Ich ziehe es daher vor, bei Gesprächen über Arzneimittel zusammen mit meinen Patienten eine Nutzen-Risiko-Analyse durchzuführen, mit dem Ziel, den potentiellen Nutzen eines Medikamentes seinen spezifischen Verträglichkeitsproblemen und Nebenwirkungen gegenüber zu stellen. Eine solches Vorgehen hat den Vorteil, dass es den individuellen Bedürfnissen des einzelnen Patienten gerecht wird, denn in die Analyse sollen explizit persönliche Wünsche und die persönliche Risikobereitschaft mit einfließen. Aus meiner Sicht ist es wichtig, dass Pateinten dabei in der Lage sind „Arzneimittelnebenwirkungen“ zu bewerten und Verträglichkeitsprobleme von echten Risiken abzugrenzen.

2 Kommentare

  1. Aus meiner Sicht hat das Thema bei der MS einen Aspekt, der nicht übersehen werden darf: MS Medikamente sind eine Dauermedikation.
    Die „Verträglichkeitsprobleme“ sind damit für dir Patienten keine vorübergehend Einschränkung. Sie sind ein Dauerzustand.

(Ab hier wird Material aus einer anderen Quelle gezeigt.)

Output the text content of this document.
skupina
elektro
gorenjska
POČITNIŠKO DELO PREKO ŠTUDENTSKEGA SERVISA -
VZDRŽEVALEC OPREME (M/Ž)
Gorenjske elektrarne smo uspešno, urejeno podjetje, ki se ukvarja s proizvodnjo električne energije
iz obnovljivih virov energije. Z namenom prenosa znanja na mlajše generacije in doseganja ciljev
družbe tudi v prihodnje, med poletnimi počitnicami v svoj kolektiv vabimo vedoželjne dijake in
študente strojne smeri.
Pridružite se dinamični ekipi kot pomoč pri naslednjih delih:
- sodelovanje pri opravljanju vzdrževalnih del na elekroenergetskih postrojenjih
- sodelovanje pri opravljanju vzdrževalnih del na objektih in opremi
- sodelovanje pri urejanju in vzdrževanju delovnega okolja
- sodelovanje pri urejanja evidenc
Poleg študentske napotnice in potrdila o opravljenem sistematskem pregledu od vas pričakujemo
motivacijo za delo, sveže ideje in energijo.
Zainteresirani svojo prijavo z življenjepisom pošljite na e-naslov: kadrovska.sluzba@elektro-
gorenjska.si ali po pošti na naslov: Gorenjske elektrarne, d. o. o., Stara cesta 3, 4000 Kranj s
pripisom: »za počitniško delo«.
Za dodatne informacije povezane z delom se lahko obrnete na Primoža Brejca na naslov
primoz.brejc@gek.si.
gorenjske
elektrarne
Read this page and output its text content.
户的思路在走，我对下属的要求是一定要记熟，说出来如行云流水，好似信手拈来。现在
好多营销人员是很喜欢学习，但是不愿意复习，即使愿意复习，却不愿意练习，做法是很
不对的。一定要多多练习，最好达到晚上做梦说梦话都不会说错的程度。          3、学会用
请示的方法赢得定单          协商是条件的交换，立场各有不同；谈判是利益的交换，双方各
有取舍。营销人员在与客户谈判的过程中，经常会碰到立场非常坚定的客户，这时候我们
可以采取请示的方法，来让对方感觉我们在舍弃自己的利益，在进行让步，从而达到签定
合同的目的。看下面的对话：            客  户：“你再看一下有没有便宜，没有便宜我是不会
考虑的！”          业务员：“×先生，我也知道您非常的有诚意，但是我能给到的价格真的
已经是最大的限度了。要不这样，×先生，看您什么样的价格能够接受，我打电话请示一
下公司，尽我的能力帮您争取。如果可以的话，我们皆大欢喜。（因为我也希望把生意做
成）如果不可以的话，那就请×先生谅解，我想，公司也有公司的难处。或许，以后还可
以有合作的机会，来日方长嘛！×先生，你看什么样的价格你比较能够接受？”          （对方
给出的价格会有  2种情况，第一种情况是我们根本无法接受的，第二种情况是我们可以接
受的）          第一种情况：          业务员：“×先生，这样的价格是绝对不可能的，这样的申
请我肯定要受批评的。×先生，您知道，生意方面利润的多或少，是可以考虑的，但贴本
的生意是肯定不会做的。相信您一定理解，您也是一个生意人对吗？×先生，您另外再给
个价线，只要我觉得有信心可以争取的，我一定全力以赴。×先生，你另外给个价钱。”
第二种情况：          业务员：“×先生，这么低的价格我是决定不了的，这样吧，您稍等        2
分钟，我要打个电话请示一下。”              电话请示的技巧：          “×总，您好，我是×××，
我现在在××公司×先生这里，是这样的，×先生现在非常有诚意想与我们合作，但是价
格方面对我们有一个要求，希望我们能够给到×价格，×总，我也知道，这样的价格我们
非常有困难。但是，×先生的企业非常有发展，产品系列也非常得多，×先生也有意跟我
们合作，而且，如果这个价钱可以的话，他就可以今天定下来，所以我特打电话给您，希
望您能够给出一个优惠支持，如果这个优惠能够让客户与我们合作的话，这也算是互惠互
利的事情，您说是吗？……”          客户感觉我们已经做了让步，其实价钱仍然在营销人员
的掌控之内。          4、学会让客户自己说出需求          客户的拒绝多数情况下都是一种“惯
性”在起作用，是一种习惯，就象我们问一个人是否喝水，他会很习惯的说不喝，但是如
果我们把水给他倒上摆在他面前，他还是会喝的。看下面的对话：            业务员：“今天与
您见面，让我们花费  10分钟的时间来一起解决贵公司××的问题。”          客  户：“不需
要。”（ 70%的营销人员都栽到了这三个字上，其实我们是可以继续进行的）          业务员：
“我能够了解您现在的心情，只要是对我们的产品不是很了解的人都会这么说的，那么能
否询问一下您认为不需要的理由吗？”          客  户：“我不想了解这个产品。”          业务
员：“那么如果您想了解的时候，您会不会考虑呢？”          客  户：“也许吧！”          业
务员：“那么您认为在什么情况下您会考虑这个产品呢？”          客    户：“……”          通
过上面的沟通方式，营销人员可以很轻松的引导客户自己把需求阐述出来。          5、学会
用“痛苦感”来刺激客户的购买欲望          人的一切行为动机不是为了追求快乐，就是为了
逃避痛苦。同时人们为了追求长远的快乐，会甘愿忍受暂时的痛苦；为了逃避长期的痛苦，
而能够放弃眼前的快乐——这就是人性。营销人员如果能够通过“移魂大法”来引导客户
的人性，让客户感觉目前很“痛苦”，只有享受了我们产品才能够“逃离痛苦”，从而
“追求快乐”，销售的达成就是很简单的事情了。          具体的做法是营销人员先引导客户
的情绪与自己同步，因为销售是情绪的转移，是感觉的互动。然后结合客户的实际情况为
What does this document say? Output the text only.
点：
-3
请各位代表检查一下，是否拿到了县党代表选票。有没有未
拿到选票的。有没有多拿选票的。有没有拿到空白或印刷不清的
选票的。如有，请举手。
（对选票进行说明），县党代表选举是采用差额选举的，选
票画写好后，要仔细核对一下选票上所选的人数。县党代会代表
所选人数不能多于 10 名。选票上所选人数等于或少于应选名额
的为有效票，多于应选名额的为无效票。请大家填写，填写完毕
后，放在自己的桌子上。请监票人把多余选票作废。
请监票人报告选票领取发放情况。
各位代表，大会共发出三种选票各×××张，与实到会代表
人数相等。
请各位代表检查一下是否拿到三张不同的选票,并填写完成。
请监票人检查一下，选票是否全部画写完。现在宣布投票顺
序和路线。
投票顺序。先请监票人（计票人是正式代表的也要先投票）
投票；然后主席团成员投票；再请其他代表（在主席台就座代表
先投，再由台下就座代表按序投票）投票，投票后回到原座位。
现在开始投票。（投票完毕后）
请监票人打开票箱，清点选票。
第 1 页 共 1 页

    Als relevant beurteilen Sie ein „Risiko für nachhaltige Schäden an Organen und Geweben“. Weil es in diesem Fall zu dauerhaften und irreversiblen Einschränkungen kommt.

    In meinem Alltag möchte ich dauerhaft Einschränkungen tatsächlich unbedingt vermeiden. Für die Funktionstüchtigkeit in meinem Leben ist es allerdings sekundär, ob die Einschränkung über Jahre hinweg wegen der bleibenden Medikation besteht oder wegen der bleibenden Schädigung. Das Ausmaß meiner „Behinderung“ ist davon unabhängig.

    Und nein, „Behinderung“ bedeutet offiziell nicht, dass der Schaden irreversibel für immer bleiben muss. Die Dauer von voraussichtlich sechs Monaten ist im Gesetz die Grenze. Und bei der Einnahme von MS Medikamenten reden wir von völlig anderen Zeiträumen als einem halben Jahr ;-).

  2. „… Notwendigkeit von vorbeugenden Maßnahmen (Einnahme von Paracetamol/Ibuprofen) nach sich ziehen. Letztlich ist diese Reaktion auf das Arzneimittel aber völlig ungefährlich …“

    Schon recht, MS gestoppt aber Leber oder Nieren getötet, damit ist der Neurologe zumindest erfolgreich.